Depending on where you purchase it from, unemployment cover could be considered nothing but a big rip off especially if you purchase it alongside your loan or mortgage from the high street lender. The cover when sold alongside a loan or mortgage is the dearest way of taking what could be an essential and lifesaving protection in case you should lose your income due to an accident, sickness or unemployment.
Unemployment cover can be taken to ensure that you would have enough money each month to meet the essential outgoings such as your mortgage repayments, loan repayments or other outgoings usually after you have been out of work for 30 days or more and will continue for up to 12 months and in some cases for up to 24 months.

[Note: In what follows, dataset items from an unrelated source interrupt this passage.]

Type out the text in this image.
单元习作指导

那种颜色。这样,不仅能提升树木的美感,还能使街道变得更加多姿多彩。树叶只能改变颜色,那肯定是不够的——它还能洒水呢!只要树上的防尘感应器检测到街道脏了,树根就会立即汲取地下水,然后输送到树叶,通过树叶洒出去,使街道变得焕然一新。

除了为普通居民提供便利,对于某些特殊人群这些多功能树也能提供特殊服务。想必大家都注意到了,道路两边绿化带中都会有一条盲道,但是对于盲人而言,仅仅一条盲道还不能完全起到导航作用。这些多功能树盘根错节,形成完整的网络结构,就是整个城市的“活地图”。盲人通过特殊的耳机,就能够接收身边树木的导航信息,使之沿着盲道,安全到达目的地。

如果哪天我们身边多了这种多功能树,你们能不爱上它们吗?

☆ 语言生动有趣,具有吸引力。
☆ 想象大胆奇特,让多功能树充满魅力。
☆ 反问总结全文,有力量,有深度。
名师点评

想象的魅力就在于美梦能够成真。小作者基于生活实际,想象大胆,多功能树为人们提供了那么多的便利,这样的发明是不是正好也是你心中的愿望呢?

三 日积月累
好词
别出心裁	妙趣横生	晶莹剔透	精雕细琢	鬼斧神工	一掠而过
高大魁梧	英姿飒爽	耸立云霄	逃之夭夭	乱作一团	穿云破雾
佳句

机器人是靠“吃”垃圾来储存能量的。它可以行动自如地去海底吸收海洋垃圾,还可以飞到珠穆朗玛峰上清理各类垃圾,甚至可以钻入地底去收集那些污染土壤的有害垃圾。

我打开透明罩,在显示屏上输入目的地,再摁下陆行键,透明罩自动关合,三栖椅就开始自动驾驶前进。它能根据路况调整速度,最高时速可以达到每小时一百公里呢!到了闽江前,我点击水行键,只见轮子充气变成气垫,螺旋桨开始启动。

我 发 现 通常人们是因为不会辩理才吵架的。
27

However all unemployment cover policies have exclusions and while it can be a valuable safety net, when not purchased correctly it can be a waste of money. If you buy it from the high street lender then it can cost you hundreds of pounds more that it would had you gone with a standalone provider. A standalone provider can not only save you a lot of money but they will also be able to give you the advice needed when it comes to the exclusions. Some of the most common exclusions include being self-employed, retired, suffering from a pre-existing medical condition.
Unemployment cover when taken out as mortgage payment protection will safeguard your mortgage and ensure that you are able to keep the roof over your head and don’t risk losing your home to repossession. If you want to safeguard your loan repayments every month then loan payment protection will give you enough money to repay your loan repayments and income protection will replace a lost income up to a certain amount each month.